Because of his lack of a high school diploma, a driver’s license, or a permanent place to stay, Christopher is disadvantaged when searching for employment that will allow a living wage. When we got to know him, we learned that he fears for his safety in existing homeless shelters because the general homeless population is a much older group with higher rates of violence, substance abuse and past criminal behavior. Unfortunately, the longer Christopher stays on the street, the more drugs and criminal activity he is exposed to, and we worry that as a result, such activities have become “normal” to him. Since Pullen asked the young adults to leave the church’s back patio a few months ago, Christopher and a few other members of that group and a few other stragglers they’ve picked up along the way have lived in a makeshift camp in a patch of woods about a half mile from Pullen. We don’t see him as much anymore, but we hope and pray for him often.
What does a ministry of relationship mean? For us, it does not mean giving Christopher a handout, or shuffling him off to the nearest homeless shelter or government social service bureaucracy so we can get them out of our sight. To us, it means telling Christopher or other homeless kids that you have faith in them. You say, “I am proud of you and though I may not be able to provide everything you need or want, I will answer when you call and walk by your side.” For the kid that feels abandoned by his family and society in general, this may be more important than any gift we can give. This past Christmas, while many of us enjoyed fellowship and feasting with friends or family, Christopher spent Christmas alone in a park enduring a cold rain for three days with no coat. We cannot fathom why God has blessed us with such rich abundance, but given others so little. But one thing we are certain of—our faith requires us to share that abundance with “the least of these” referred to in Matthew 25. This work is exhausting and, for people like us who have been imprinted with an achievement/results orientation from growing up in middle class America, often frustrating. But in those frustrating moments, we ask each other, “if it were me pressing my nose against the window and you did not know me, would you let me in?”

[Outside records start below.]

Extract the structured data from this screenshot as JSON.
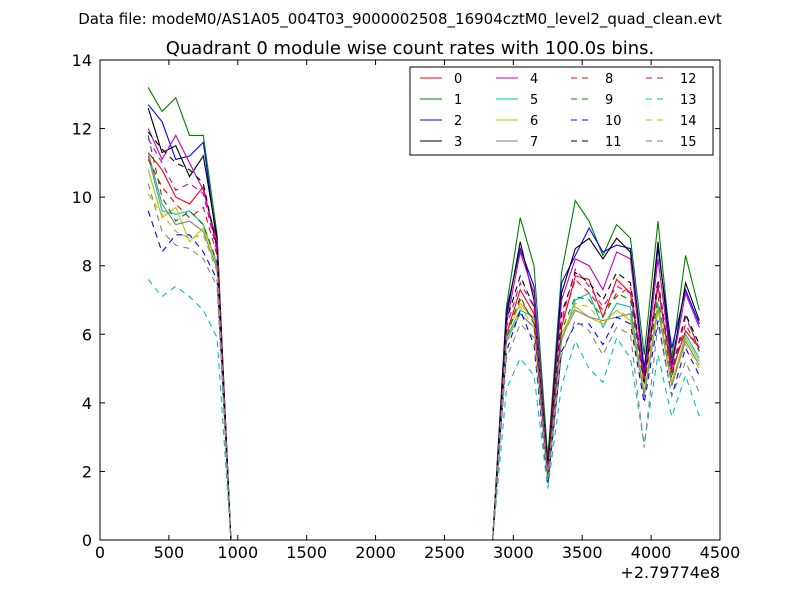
{
  "chart_data": {
    "type": "line",
    "suptitle": "Data file: modeM0/AS1A05_004T03_9000002508_16904cztM0_level2_quad_clean.evt",
    "title": "Quadrant 0 module wise count rates with 100.0s bins.",
    "xlabel": "",
    "ylabel": "",
    "x_offset_label": "+2.79774e8",
    "xlim": [
      0,
      4500
    ],
    "ylim": [
      0,
      14
    ],
    "x_ticks": [
      0,
      500,
      1000,
      1500,
      2000,
      2500,
      3000,
      3500,
      4000,
      4500
    ],
    "y_ticks": [
      0,
      2,
      4,
      6,
      8,
      10,
      12,
      14
    ],
    "x_tick_labels": [
      "0",
      "500",
      "1000",
      "1500",
      "2000",
      "2500",
      "3000",
      "3500",
      "4000",
      "4500"
    ],
    "y_tick_labels": [
      "0",
      "2",
      "4",
      "6",
      "8",
      "10",
      "12",
      "14"
    ],
    "legend_position": "top-right",
    "grid": false,
    "x": [
      350,
      450,
      550,
      650,
      750,
      850,
      950,
      1050,
      1150,
      1250,
      1350,
      1450,
      1550,
      1650,
      1750,
      1850,
      1950,
      2050,
      2150,
      2250,
      2350,
      2450,
      2550,
      2650,
      2750,
      2850,
      2950,
      3050,
      3150,
      3250,
      3350,
      3450,
      3550,
      3650,
      3750,
      3850,
      3950,
      4050,
      4150,
      4250,
      4350
    ],
    "series": [
      {
        "name": "0",
        "color": "#ff0000",
        "dashed": false,
        "values": [
          11.3,
          10.8,
          10.0,
          9.8,
          10.3,
          8.5,
          0,
          0,
          0,
          0,
          0,
          0,
          0,
          0,
          0,
          0,
          0,
          0,
          0,
          0,
          0,
          0,
          0,
          0,
          0,
          0,
          6.0,
          7.3,
          6.6,
          2.0,
          6.2,
          7.7,
          7.6,
          6.5,
          7.6,
          7.2,
          4.6,
          7.4,
          4.9,
          6.1,
          5.6
        ]
      },
      {
        "name": "1",
        "color": "#008000",
        "dashed": false,
        "values": [
          13.2,
          12.5,
          12.9,
          11.8,
          11.8,
          8.9,
          0,
          0,
          0,
          0,
          0,
          0,
          0,
          0,
          0,
          0,
          0,
          0,
          0,
          0,
          0,
          0,
          0,
          0,
          0,
          0,
          6.8,
          9.4,
          8.0,
          2.4,
          7.8,
          9.9,
          9.3,
          8.3,
          9.2,
          8.8,
          5.4,
          9.3,
          5.3,
          8.3,
          6.7
        ]
      },
      {
        "name": "2",
        "color": "#0000ff",
        "dashed": false,
        "values": [
          12.7,
          12.2,
          11.1,
          11.2,
          11.6,
          8.6,
          0,
          0,
          0,
          0,
          0,
          0,
          0,
          0,
          0,
          0,
          0,
          0,
          0,
          0,
          0,
          0,
          0,
          0,
          0,
          0,
          6.7,
          8.5,
          7.4,
          2.1,
          7.5,
          8.3,
          9.1,
          8.4,
          8.6,
          8.5,
          5.0,
          8.5,
          5.6,
          7.3,
          6.3
        ]
      },
      {
        "name": "3",
        "color": "#000000",
        "dashed": false,
        "values": [
          12.6,
          11.3,
          11.5,
          10.6,
          11.2,
          8.8,
          0,
          0,
          0,
          0,
          0,
          0,
          0,
          0,
          0,
          0,
          0,
          0,
          0,
          0,
          0,
          0,
          0,
          0,
          0,
          0,
          6.5,
          8.7,
          7.0,
          2.2,
          7.2,
          8.5,
          8.8,
          8.2,
          8.8,
          8.4,
          4.8,
          8.7,
          5.1,
          7.5,
          6.4
        ]
      },
      {
        "name": "4",
        "color": "#bf00bf",
        "dashed": false,
        "values": [
          12.0,
          11.1,
          11.8,
          11.0,
          10.2,
          8.7,
          0,
          0,
          0,
          0,
          0,
          0,
          0,
          0,
          0,
          0,
          0,
          0,
          0,
          0,
          0,
          0,
          0,
          0,
          0,
          0,
          6.3,
          8.4,
          7.2,
          2.0,
          7.0,
          8.2,
          8.0,
          7.3,
          8.4,
          8.2,
          4.7,
          8.2,
          5.0,
          7.2,
          6.2
        ]
      },
      {
        "name": "5",
        "color": "#00bfbf",
        "dashed": false,
        "values": [
          11.2,
          9.6,
          9.5,
          9.6,
          9.2,
          8.0,
          0,
          0,
          0,
          0,
          0,
          0,
          0,
          0,
          0,
          0,
          0,
          0,
          0,
          0,
          0,
          0,
          0,
          0,
          0,
          0,
          5.9,
          6.7,
          6.5,
          1.7,
          5.8,
          7.0,
          7.2,
          6.2,
          6.9,
          6.8,
          4.2,
          6.9,
          4.5,
          6.0,
          5.3
        ]
      },
      {
        "name": "6",
        "color": "#bfbf00",
        "dashed": false,
        "values": [
          10.8,
          9.4,
          9.7,
          8.7,
          9.1,
          8.1,
          0,
          0,
          0,
          0,
          0,
          0,
          0,
          0,
          0,
          0,
          0,
          0,
          0,
          0,
          0,
          0,
          0,
          0,
          0,
          0,
          6.0,
          6.9,
          6.4,
          1.8,
          6.0,
          6.8,
          6.5,
          6.3,
          6.7,
          6.4,
          4.3,
          6.8,
          4.6,
          5.9,
          5.2
        ]
      },
      {
        "name": "7",
        "color": "#808080",
        "dashed": false,
        "values": [
          11.3,
          9.8,
          9.2,
          9.3,
          9.0,
          7.9,
          0,
          0,
          0,
          0,
          0,
          0,
          0,
          0,
          0,
          0,
          0,
          0,
          0,
          0,
          0,
          0,
          0,
          0,
          0,
          0,
          5.8,
          6.6,
          6.2,
          1.8,
          5.9,
          6.7,
          6.5,
          6.4,
          6.5,
          6.6,
          4.2,
          6.7,
          4.5,
          5.8,
          5.1
        ]
      },
      {
        "name": "8",
        "color": "#ff0000",
        "dashed": true,
        "values": [
          11.1,
          10.3,
          9.8,
          9.4,
          9.7,
          8.3,
          0,
          0,
          0,
          0,
          0,
          0,
          0,
          0,
          0,
          0,
          0,
          0,
          0,
          0,
          0,
          0,
          0,
          0,
          0,
          0,
          6.1,
          7.0,
          6.4,
          1.9,
          6.3,
          7.6,
          7.2,
          6.7,
          7.1,
          7.4,
          4.6,
          7.4,
          4.8,
          6.3,
          5.5
        ]
      },
      {
        "name": "9",
        "color": "#008000",
        "dashed": true,
        "values": [
          11.8,
          10.0,
          9.3,
          9.6,
          9.2,
          8.1,
          0,
          0,
          0,
          0,
          0,
          0,
          0,
          0,
          0,
          0,
          0,
          0,
          0,
          0,
          0,
          0,
          0,
          0,
          0,
          0,
          5.9,
          7.1,
          6.3,
          1.9,
          6.1,
          7.1,
          7.0,
          6.5,
          7.2,
          7.0,
          4.5,
          7.1,
          4.7,
          6.6,
          5.5
        ]
      },
      {
        "name": "10",
        "color": "#0000ff",
        "dashed": true,
        "values": [
          9.6,
          8.4,
          8.9,
          8.9,
          8.4,
          7.6,
          0,
          0,
          0,
          0,
          0,
          0,
          0,
          0,
          0,
          0,
          0,
          0,
          0,
          0,
          0,
          0,
          0,
          0,
          0,
          0,
          5.5,
          6.7,
          5.7,
          1.6,
          5.5,
          6.3,
          6.3,
          5.7,
          6.5,
          6.3,
          4.0,
          6.4,
          4.2,
          5.6,
          4.8
        ]
      },
      {
        "name": "11",
        "color": "#000000",
        "dashed": true,
        "values": [
          11.9,
          11.4,
          11.0,
          10.8,
          10.4,
          8.5,
          0,
          0,
          0,
          0,
          0,
          0,
          0,
          0,
          0,
          0,
          0,
          0,
          0,
          0,
          0,
          0,
          0,
          0,
          0,
          0,
          6.4,
          7.7,
          6.8,
          2.1,
          6.6,
          7.8,
          7.5,
          7.0,
          7.8,
          7.5,
          4.6,
          7.6,
          4.9,
          6.6,
          5.7
        ]
      },
      {
        "name": "12",
        "color": "#bf00bf",
        "dashed": true,
        "values": [
          11.7,
          11.0,
          10.2,
          10.4,
          10.1,
          8.4,
          0,
          0,
          0,
          0,
          0,
          0,
          0,
          0,
          0,
          0,
          0,
          0,
          0,
          0,
          0,
          0,
          0,
          0,
          0,
          0,
          6.2,
          7.5,
          6.8,
          2.0,
          6.4,
          7.9,
          7.4,
          6.8,
          7.4,
          7.2,
          4.7,
          7.5,
          4.9,
          6.5,
          5.6
        ]
      },
      {
        "name": "13",
        "color": "#00bfbf",
        "dashed": true,
        "values": [
          7.6,
          7.1,
          7.4,
          7.1,
          6.7,
          5.9,
          0,
          0,
          0,
          0,
          0,
          0,
          0,
          0,
          0,
          0,
          0,
          0,
          0,
          0,
          0,
          0,
          0,
          0,
          0,
          0,
          4.4,
          5.3,
          4.8,
          1.5,
          4.5,
          5.8,
          5.0,
          4.6,
          5.9,
          5.3,
          2.8,
          5.4,
          3.6,
          4.8,
          3.6
        ]
      },
      {
        "name": "14",
        "color": "#bfbf00",
        "dashed": true,
        "values": [
          10.1,
          9.5,
          9.0,
          8.8,
          8.9,
          7.8,
          0,
          0,
          0,
          0,
          0,
          0,
          0,
          0,
          0,
          0,
          0,
          0,
          0,
          0,
          0,
          0,
          0,
          0,
          0,
          0,
          5.7,
          6.8,
          6.2,
          1.8,
          5.8,
          6.9,
          6.8,
          6.3,
          6.7,
          6.5,
          4.4,
          6.7,
          4.6,
          5.7,
          5.0
        ]
      },
      {
        "name": "15",
        "color": "#808080",
        "dashed": true,
        "values": [
          10.4,
          9.0,
          8.6,
          8.5,
          8.2,
          7.4,
          0,
          0,
          0,
          0,
          0,
          0,
          0,
          0,
          0,
          0,
          0,
          0,
          0,
          0,
          0,
          0,
          0,
          0,
          0,
          0,
          5.3,
          6.3,
          5.9,
          1.7,
          5.4,
          6.4,
          6.1,
          5.4,
          6.2,
          6.0,
          2.7,
          6.3,
          4.2,
          5.2,
          4.3
        ]
      }
    ]
  }
}
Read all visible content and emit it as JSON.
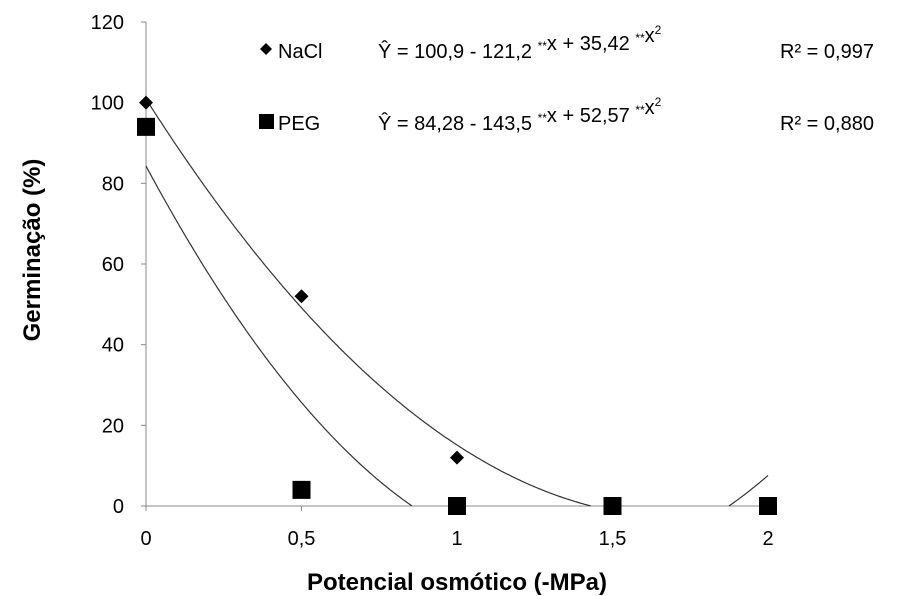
{
  "chart_data": {
    "type": "scatter",
    "xlabel": "Potencial osmótico (-MPa)",
    "ylabel": "Germinação (%)",
    "xlim": [
      0,
      2
    ],
    "ylim": [
      0,
      120
    ],
    "x_ticks": [
      "0",
      "0,5",
      "1",
      "1,5",
      "2"
    ],
    "y_ticks": [
      "0",
      "20",
      "40",
      "60",
      "80",
      "100",
      "120"
    ],
    "grid": false,
    "legend_position": "top",
    "series": [
      {
        "name": "NaCl",
        "marker": "diamond",
        "color": "#000000",
        "x": [
          0,
          0.5,
          1,
          1.5,
          2
        ],
        "y": [
          100,
          52,
          12,
          0,
          0
        ],
        "fit": {
          "a": 100.9,
          "b": -121.2,
          "c": 35.42
        },
        "equation": {
          "text": "Ŷ = 100,9 - 121,2 ",
          "stars1": "**",
          "mid": "x + 35,42 ",
          "stars2": "**",
          "tail": "x",
          "pow": "2",
          "r2": "R² = 0,997"
        }
      },
      {
        "name": "PEG",
        "marker": "square",
        "color": "#000000",
        "x": [
          0,
          0.5,
          1,
          1.5,
          2
        ],
        "y": [
          94,
          4,
          0,
          0,
          0
        ],
        "fit": {
          "a": 84.28,
          "b": -143.5,
          "c": 52.57
        },
        "equation": {
          "text": "Ŷ = 84,28 - 143,5 ",
          "stars1": "**",
          "mid": "x + 52,57 ",
          "stars2": "**",
          "tail": "x",
          "pow": "2",
          "r2": "R² = 0,880"
        }
      }
    ]
  }
}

37 “Then the righteous will answer him, ‘Lord, when did we see you hungry and feed you, or thirsty and give you something to drink? 38 When did we see you a stranger and invite you in, or needing clothes and clothe you? 39 When did we see you sick or in prison and go to visit you?’ 40 The King will reply, ‘Truly I tell you, whatever you did for one of the least of these brothers and sisters of mine, you did for me.’” Matthew 25:37-40.